Higher Risk Does Not Equal Higher Returns

Back in 2013, I outlined research supporting the less risk = higher returns thesis in Why Risk Matters. Due to the asymmetry of returns required to recover from portfolio losses, it is possible for an investor to take less risk and simultaneously achieve higher long-term returns. This is a key principle that guides our portfolio management decisions, and it is never more important than during market declines.

The notion that higher returns require taking higher risks has been propagated by Wall Street to the point that it has become a widely accepted truism. (Coincidentally, higher risk assets are often accompanied by higher fees for Wall Street.) In reality, higher risk-taking provides only the potential for higher returns, but also increases the potential for dramatically lower returns. And if you buy a risky asset at a high price, you can be nearly guaranteed to receive lower or negative returns!

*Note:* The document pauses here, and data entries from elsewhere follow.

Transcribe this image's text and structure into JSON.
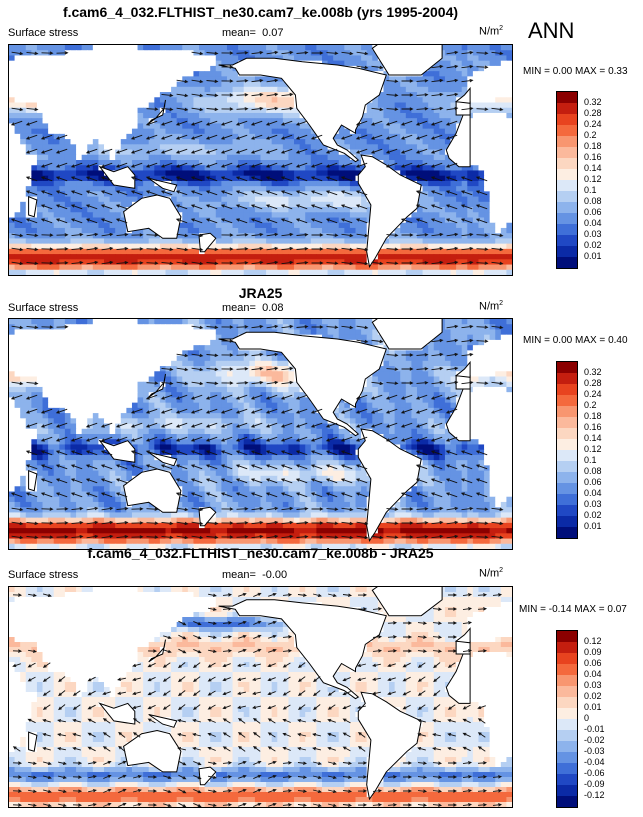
{
  "season": "ANN",
  "palette": {
    "land": "#ffffff",
    "coast": "#000000",
    "arrow": "#111111"
  },
  "panels": [
    {
      "title": "f.cam6_4_032.FLTHIST_ne30.cam7_ke.008b (yrs 1995-2004)",
      "variable": "Surface stress",
      "mean_label": "mean=",
      "mean_value": "0.07",
      "units": "N/m",
      "units_sup": "2",
      "min_label": "MIN =",
      "min_value": "0.00",
      "max_label": "MAX =",
      "max_value": "0.33",
      "colorbar": {
        "labels": [
          "0.32",
          "0.28",
          "0.24",
          "0.2",
          "0.18",
          "0.16",
          "0.14",
          "0.12",
          "0.1",
          "0.08",
          "0.06",
          "0.04",
          "0.03",
          "0.02",
          "0.01"
        ],
        "colors": [
          "#8b0000",
          "#c41e0f",
          "#e8431f",
          "#f4693d",
          "#f89670",
          "#fbb99c",
          "#fcd7c1",
          "#fdeee2",
          "#dce8f8",
          "#b5cff2",
          "#8db3ec",
          "#6593e3",
          "#3f6fd8",
          "#2048c4",
          "#0b2aa6",
          "#000e7a"
        ]
      },
      "field": "model"
    },
    {
      "title": "JRA25",
      "variable": "Surface stress",
      "mean_label": "mean=",
      "mean_value": "0.08",
      "units": "N/m",
      "units_sup": "2",
      "min_label": "MIN =",
      "min_value": "0.00",
      "max_label": "MAX =",
      "max_value": "0.40",
      "colorbar": {
        "labels": [
          "0.32",
          "0.28",
          "0.24",
          "0.2",
          "0.18",
          "0.16",
          "0.14",
          "0.12",
          "0.1",
          "0.08",
          "0.06",
          "0.04",
          "0.03",
          "0.02",
          "0.01"
        ],
        "colors": [
          "#8b0000",
          "#c41e0f",
          "#e8431f",
          "#f4693d",
          "#f89670",
          "#fbb99c",
          "#fcd7c1",
          "#fdeee2",
          "#dce8f8",
          "#b5cff2",
          "#8db3ec",
          "#6593e3",
          "#3f6fd8",
          "#2048c4",
          "#0b2aa6",
          "#000e7a"
        ]
      },
      "field": "obs"
    },
    {
      "title": "f.cam6_4_032.FLTHIST_ne30.cam7_ke.008b - JRA25",
      "variable": "Surface stress",
      "mean_label": "mean=",
      "mean_value": "-0.00",
      "units": "N/m",
      "units_sup": "2",
      "min_label": "MIN =",
      "min_value": "-0.14",
      "max_label": "MAX =",
      "max_value": "0.07",
      "colorbar": {
        "labels": [
          "0.12",
          "0.09",
          "0.06",
          "0.04",
          "0.03",
          "0.02",
          "0.01",
          "0",
          "-0.01",
          "-0.02",
          "-0.03",
          "-0.04",
          "-0.06",
          "-0.09",
          "-0.12"
        ],
        "colors": [
          "#8b0000",
          "#c41e0f",
          "#e8431f",
          "#f4693d",
          "#f89670",
          "#fbb99c",
          "#fcd7c1",
          "#fdeee2",
          "#dce8f8",
          "#b5cff2",
          "#8db3ec",
          "#6593e3",
          "#3f6fd8",
          "#2048c4",
          "#0b2aa6",
          "#000e7a"
        ]
      },
      "field": "diff"
    }
  ]
}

When we evaluate methods to reduce the risk of a portfolio, we are typically measuring the resulting “downside capture” or “maximum drawdown”. If we can walk through a 40% market decline and only experience a 12% decline in our portfolio, we have obviously taken significantly less risk than the market. From there, the asymmetry of the returns to recover (67% vs. 14% required to recover from a 40% vs. 12% loss respectively) takes over to provide the higher long-term returns we are seeking.

Looking at historical data, is it not difficult to recognize the benefits of a portfolio designed to limit losses. Below is the historical return comparison of an allocation designed to minimize downside capture (Portfolio 1), versus a traditional 60/40 allocation (Portfolio 2), and a 100% U.S. stock allocation (Portfolio 3) from 1972 through 2015 (the longest period that we have data on all the asset classes):

Screen Shot 2016-01-28 at 9.30.43 AM

Screen Shot 2016-01-28 at 9.28.42 AM
Source: portfoliovisualizer.com

For the past 44 years (and numerous shorter time-frames, including the last decade), Portfolio 1 generated consistent returns exceeding the stock market (see the “CAGR” column, Compound Annual Growth Rate). At the same time, the maximum loss experienced was under 12% versus over 40% for the all-stock investor, and 22% for the balanced investor.

Historical data is easy. So how do you limit the declines in real-time looking forward? There are a number of methods available. Our preference is to carefully design the asset diversification based on expected returns for each asset class and modify it as the expected returns change over time. Then, avoid a few key portfolio management mistakes that can lead to significant losses — including overpaying for assets, inappropriate use of leverage, investing in opaque or illiquid assets, and following investment fads.

It is easy to ignore and even forget these principles during bull markets such as the one we have experienced since the 2008/2009 financial crisis. If the start of 2016 is any indication, now would be a very good time to ensure your portfolio incorporates them.

I need to point out that the compound annual growth rate of 10.34% in the historical data is not a number you should use for expected future returns. The world is very different today than it was in 1972, and we are adjusting expected returns and our portfolio management techniques accordingly.